Internet - È un mondo che la scienza della comunicazione non ha penetrato. La comunicazione è un’arte, che oggi si professa complessa e costosa scienza. Il che è più realistico: è un’arte che s’impone, prevarica la realtà che dovrebbe interpretare, la modella, la fa – la scienza sempre più fa il suo oggetto, l’elemento che dovrebbe decifrare. Il modello naturale, o classico, dell’osservazione scientifica ha lasciato il campo all’interpretazione, all’ipotesi che afferma. Lo stesso la invasiva scienza della comunicazione, che dovrebbe sapere come meglio vendere con la pubblicità, tende come la Rete ad allargarsi piuttosto che a sistematizzare. Si possono per questo dire entrambe realtà allo stato nascente. La scienza è sempre in difficoltà sull’evento che deve studiare. 

È il dilagare della sindrome mcluhaniana dell’Occidente de “il mezzo è il messaggio”. Che non è una verità ma una dipendenza. Come di chi fosse arrivato al burrone, e invece di ritrarsi o di saltarlo, vi sprofondasse, anche con piacere e senso di dominio. È causa ed effetto di un modo d’essere. Che privilegia la tecnica in assenza di “dio”, di una fede che non sia solo il progresso tecnico, la tecnica. Comparatisticamente ciò è evidente al confronto con la ricezione di Internet negli altri mondi. In Asia è solo uno strumento, come è proprio della tecnica, duttile, aggressivo, o in Israele, tra gli arabi, in Africa.

Paternità – Non più attiva nella connotazione sociale (patriarcale), se non per il nome, - residuale. Non necessaria alla procreazione. E per questo forse on demand, non come condizione fisiologica e antropologica, ma come qualcosa di personale. E come si ceca una rarità più che come rimpianto. Ma è tutta la funzione genitrice che è residuale, in attesa, forse prima di una generazione, di essere del tutto soppiantata dalla clonazione – l’eterologa è del tutto analoga alla clonazione, eccetto che per le tecniche. La funzione pedagogica è da tempo obliterata.
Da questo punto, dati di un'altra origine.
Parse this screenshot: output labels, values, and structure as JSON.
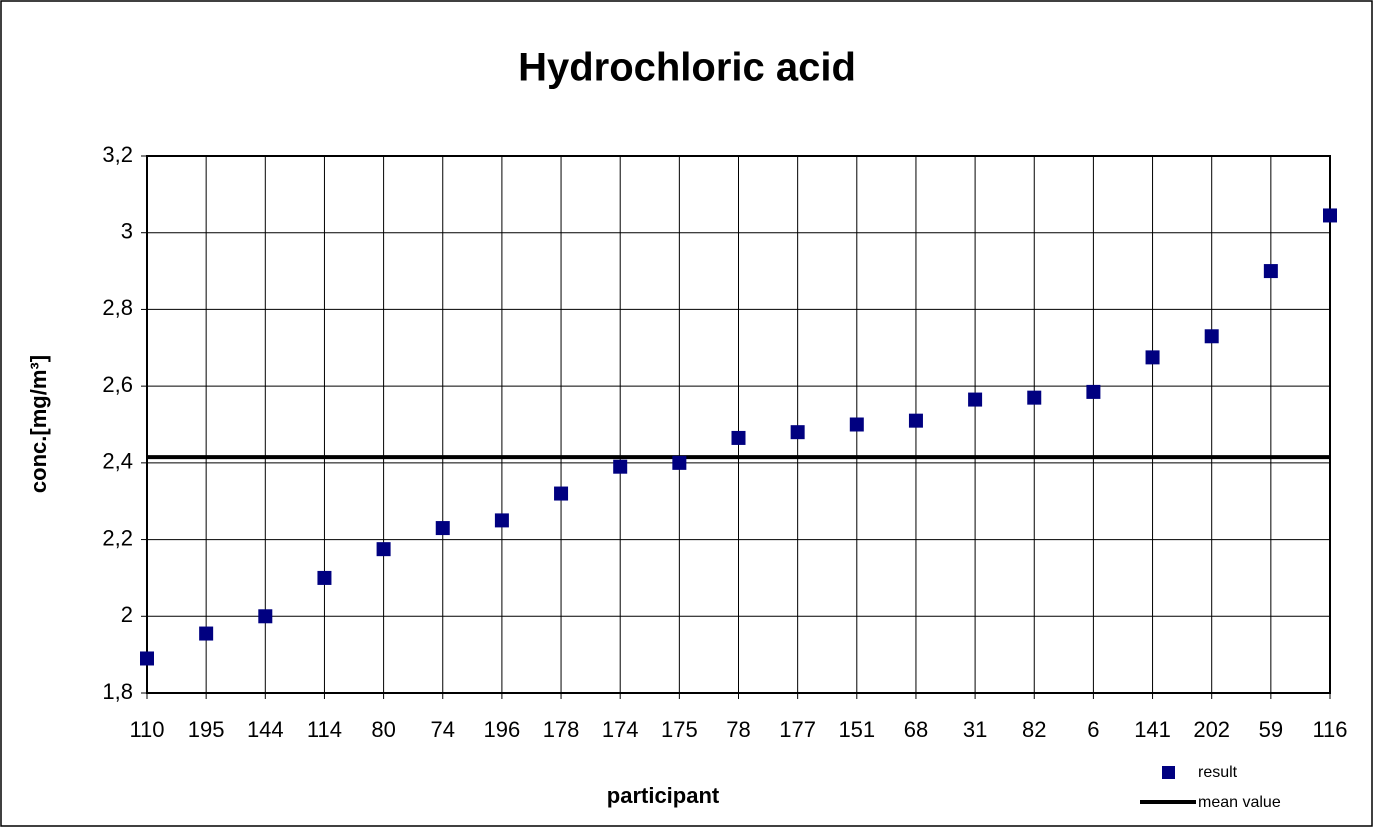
{
  "chart_data": {
    "type": "scatter",
    "title": "Hydrochloric acid",
    "y_label": "conc.[mg/m³]",
    "x_label": "participant",
    "categories": [
      "110",
      "195",
      "144",
      "114",
      "80",
      "74",
      "196",
      "178",
      "174",
      "175",
      "78",
      "177",
      "151",
      "68",
      "31",
      "82",
      "6",
      "141",
      "202",
      "59",
      "116"
    ],
    "series": [
      {
        "name": "result",
        "color": "#000080",
        "values": [
          1.89,
          1.955,
          2.0,
          2.1,
          2.175,
          2.23,
          2.25,
          2.32,
          2.39,
          2.4,
          2.465,
          2.48,
          2.5,
          2.51,
          2.565,
          2.57,
          2.585,
          2.675,
          2.73,
          2.9,
          3.045
        ]
      }
    ],
    "mean_line": {
      "name": "mean value",
      "color": "#000000",
      "value": 2.415
    },
    "ylim": [
      1.8,
      3.2
    ],
    "yticks": [
      {
        "value": 1.8,
        "label": "1,8"
      },
      2,
      {
        "value": 2.2,
        "label": "2,2"
      },
      {
        "value": 2.4,
        "label": "2,4"
      },
      {
        "value": 2.6,
        "label": "2,6"
      },
      {
        "value": 2.8,
        "label": "2,8"
      },
      3,
      {
        "value": 3.2,
        "label": "3,2"
      }
    ],
    "grid": true
  }
}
Realismo – È marxista? Ferraris non ci ha (ancora?) pensato, ma è al marxismo che si richiama. Al primo marxismo, quello dei “Manoscritti”. Nella “Tesi n. 1 su Ludwig Feuerbach” si ritrova un’informazione capitale data da Marx: la mancanza più grande del materialismo finora è stata la dimenticanza sistematica dell’attività pratica. Non si deve interpretare questo come una nuova filosofia della prassi. Marx non fa intervenire una nuova nozione filosofica. Allude a “una realtà che possiede questa particolarità di essere allo stesso tempo presupposta da ogni discorso filosofico tradizionale, e di non essere per natura esclusa in alcuno”. E. “Quest'irruzione della pratica nella tradizione filosofica […] costituisce in principio una critica radicale della forma di esistenza classica della filosofia”. Oppure, l’irruzione della pratica è la denuncia di questa pretesa della filosofia di abbracciare il Tutto, di non avere qualcosa “di fuori”. Questo “di fuori” che la filosofia vuol dare l’illusione di sottomettere alla verità è la prassi. La prassi non produce la Verità, ma le verità.

La cosa non va col trend. Però, siccome c’è ancora una nicchia di combattenti perduti nella giungla, una rinascenza marxista non sarebbe da buttare.